The First 6 Ecumenical Councils:
This is what you believe
This is what you believe
[Note: As with any meeting of many leaders at the same place, the councils discussed the main idea, which in this case was the heresy, plus other concerns. This article will only cover the heresies.]
Council 1: The Council of Nicaea, 325
- Heresy: Arianism founded by Arius. Arius believed that the Father created Son, therefore, there was a time when the Son did not exist.
- Decision: The council declared that Jesus has always existed.
Council 2: The First Council of Constantinople, 381
- Extra: At this council, Theodosius decided to end Arianism as a threat to Christianity. The council adapted the Nicene Creed by further defining who Christ was (thereby enlarging the section of the Creed that describes Christ). This adapted Creed is known as the Niceno-Constantinopolitan Creed, although it is frequently referred to as the Nicene Creed.

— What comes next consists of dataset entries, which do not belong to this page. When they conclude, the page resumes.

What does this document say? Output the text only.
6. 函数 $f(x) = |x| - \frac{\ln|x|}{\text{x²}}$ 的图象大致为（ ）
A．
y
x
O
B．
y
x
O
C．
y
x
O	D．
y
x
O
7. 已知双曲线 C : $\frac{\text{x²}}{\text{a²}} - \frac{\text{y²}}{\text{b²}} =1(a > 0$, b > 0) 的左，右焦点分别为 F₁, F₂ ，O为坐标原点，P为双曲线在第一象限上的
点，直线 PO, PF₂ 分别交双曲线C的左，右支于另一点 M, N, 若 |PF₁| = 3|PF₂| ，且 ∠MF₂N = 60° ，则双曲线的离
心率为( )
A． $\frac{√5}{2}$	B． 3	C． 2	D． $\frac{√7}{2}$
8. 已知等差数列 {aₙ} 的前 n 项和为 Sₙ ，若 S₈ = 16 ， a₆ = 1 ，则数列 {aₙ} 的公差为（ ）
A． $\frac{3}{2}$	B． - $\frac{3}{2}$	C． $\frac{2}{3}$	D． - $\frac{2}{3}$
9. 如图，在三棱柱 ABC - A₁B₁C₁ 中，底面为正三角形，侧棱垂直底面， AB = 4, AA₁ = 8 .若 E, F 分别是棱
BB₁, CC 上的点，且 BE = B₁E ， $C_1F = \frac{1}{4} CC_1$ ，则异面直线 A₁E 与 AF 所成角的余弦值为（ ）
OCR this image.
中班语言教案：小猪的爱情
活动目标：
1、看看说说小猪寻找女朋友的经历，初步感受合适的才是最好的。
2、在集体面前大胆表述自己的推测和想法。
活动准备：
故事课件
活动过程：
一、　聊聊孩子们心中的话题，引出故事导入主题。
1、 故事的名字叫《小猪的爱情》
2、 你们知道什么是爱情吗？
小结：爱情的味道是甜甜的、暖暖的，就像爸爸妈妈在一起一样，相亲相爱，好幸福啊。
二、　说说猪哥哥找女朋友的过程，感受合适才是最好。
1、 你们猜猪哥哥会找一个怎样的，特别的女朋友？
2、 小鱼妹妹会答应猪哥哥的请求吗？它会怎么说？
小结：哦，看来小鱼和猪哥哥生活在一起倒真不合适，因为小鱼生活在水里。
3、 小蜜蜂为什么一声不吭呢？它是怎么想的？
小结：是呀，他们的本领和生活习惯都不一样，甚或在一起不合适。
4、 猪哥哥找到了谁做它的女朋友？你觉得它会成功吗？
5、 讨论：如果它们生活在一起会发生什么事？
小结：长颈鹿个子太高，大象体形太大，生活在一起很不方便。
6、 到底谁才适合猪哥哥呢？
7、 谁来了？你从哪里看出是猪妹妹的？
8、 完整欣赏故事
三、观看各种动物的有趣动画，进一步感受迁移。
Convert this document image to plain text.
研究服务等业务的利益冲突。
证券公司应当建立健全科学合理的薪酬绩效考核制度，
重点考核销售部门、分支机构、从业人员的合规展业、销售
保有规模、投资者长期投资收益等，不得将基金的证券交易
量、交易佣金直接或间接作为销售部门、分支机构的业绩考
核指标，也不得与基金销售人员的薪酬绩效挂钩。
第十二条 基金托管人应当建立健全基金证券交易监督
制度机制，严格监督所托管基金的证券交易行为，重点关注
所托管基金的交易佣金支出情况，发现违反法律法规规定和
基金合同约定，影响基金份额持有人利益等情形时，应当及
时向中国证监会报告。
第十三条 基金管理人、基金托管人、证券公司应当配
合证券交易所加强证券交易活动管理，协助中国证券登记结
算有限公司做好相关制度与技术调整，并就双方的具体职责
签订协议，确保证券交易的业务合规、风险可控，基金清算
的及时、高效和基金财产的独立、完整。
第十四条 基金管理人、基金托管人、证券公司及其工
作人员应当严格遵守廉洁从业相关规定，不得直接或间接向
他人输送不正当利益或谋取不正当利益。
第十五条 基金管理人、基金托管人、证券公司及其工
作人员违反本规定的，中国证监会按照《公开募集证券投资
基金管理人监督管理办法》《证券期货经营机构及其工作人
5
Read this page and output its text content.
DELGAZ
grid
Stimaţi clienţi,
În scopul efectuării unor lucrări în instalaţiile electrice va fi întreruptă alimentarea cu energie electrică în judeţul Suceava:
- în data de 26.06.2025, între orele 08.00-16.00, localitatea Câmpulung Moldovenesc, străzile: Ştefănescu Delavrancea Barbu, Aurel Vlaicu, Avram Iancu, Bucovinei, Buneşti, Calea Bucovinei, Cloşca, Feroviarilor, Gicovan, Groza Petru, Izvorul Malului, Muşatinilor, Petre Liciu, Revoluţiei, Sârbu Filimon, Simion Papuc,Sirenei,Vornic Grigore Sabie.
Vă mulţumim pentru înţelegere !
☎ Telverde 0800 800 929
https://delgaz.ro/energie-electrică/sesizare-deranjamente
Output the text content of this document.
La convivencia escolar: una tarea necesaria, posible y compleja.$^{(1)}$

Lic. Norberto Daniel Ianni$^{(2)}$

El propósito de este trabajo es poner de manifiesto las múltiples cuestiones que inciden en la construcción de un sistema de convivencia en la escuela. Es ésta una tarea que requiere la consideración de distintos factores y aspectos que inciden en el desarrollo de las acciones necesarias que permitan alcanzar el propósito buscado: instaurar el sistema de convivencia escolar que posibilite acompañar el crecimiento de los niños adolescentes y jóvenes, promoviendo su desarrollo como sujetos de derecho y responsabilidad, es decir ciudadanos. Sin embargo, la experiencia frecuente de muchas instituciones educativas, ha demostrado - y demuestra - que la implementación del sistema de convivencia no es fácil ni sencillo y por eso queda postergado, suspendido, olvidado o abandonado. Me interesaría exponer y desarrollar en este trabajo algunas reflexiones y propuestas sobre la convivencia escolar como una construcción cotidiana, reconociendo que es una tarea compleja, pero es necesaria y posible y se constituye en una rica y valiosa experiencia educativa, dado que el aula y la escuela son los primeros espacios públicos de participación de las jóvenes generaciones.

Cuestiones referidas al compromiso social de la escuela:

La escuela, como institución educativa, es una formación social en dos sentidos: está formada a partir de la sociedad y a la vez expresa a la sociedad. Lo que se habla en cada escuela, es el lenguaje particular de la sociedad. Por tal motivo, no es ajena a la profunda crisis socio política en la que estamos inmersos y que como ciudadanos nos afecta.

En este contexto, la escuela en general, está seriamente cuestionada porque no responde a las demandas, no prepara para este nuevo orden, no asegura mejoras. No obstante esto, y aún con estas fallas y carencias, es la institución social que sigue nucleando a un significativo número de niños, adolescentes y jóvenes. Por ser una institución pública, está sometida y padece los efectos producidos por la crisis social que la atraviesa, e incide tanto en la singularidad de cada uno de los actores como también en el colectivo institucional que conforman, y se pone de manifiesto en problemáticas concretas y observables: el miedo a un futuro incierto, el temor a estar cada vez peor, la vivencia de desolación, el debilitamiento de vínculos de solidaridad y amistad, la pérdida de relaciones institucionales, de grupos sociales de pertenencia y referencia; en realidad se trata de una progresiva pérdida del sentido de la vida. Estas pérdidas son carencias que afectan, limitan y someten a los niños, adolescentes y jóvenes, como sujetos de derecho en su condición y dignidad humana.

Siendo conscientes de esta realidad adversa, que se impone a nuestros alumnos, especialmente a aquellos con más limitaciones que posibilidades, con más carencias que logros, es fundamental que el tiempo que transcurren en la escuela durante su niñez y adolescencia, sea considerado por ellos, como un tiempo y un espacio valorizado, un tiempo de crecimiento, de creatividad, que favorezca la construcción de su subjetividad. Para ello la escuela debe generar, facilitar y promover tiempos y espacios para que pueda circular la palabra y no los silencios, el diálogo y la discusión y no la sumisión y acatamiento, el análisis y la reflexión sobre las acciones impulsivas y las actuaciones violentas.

- Heresy: Apollinarius raised the question of how Christ was constructed. He believed that humans have a body, soul, and spirit, and that Jesus had a human body and a soul but not a human mind. Instead, he believed that the logos (John 1:1) controlled Jesus instead of a human mind. The other bishops at the Council of Constantinople believed this demoted Jesus to be less than fully human; therefore, he would not be a sufficient sacrifice for humanity's sins.
- Decision: The council declared that Jesus was fully God and fully human.
Council 3: Council of Ephesus, 431
- Heresy: Nestorius (pronounced like it looks: "nes-to-ri-us") was the bishop of Constantinople, and he disagreed with a term that was becoming popular, that Mary (the mother of Jesus) was the "Mother of God." He believed that Mary was the mother of Christ, meaning the human aspect of Jesus Christ. He taught that Christ was two separate beings or people, divine and human. This concept allowed for the divinity of Christ to overwhelm the humanity of Christ. The reason for this distinction was that Nestorius believed that Jesus Christ was two persons, with the human person being born and then suffering and dying on the cross but not the divine person. The problem (really, heresy) is that this rejects the atonement, where Jesus Christ, as both God and man, took upon himself all sin and paid the punishment for humans.
- Decision: The council declared that Christ was one person with two natures.
- Extra: The council also declared that Mary, the mother of Jesus, remained a virgin her entire life and gave her the title of "Mother of God." [Which Protestants do not accept.]
Council 4: Council of Chalcedon, 451
- Heresy: Eutyches (pronounced "you-ti-cuss") spoke out against Nestorius at the Council of Ephesus. Yet his own theology went too far in the other direction. Whereas Nestorius believed that the divine and human natures within Jesus Christ were further apart than other bishops accepted, Eutyches believed they were more closely intertwined than other bishops accepted. This view is known as "monophysitism," or "one nature."
- Decision: The council declared that the two natures of Christ form one person and one hypostasis (meaning one substance). The result is that the divine and human natures are equally "mixed" or "intertwined" in Christ, without one overwhelming the other.
Council 5: Second Council of Constantinople, 553
- Heresy: This council mainly supported the decisions of the previous council. After the Council of Chalcedon ended, some lingering belief of monophysitism continued, especially in the east. This council was an attempt to provide some common ground between eastern and western Christianity, but it did not succeed. [This was one reason the church split in 1054 into Catholics and Orthodox.]
Council 6: Third Council of Constantinople, 680-681
- Heresy: This council defeated two ideas that developed out of the one person-two natures doctrine declared at the Council of Chalcedon. Monoenergism is the idea that Christ had two natures but one energy. Monothelitism is the idea that there is one will (and not two wills that could come naturally out of a two-natures doctrine).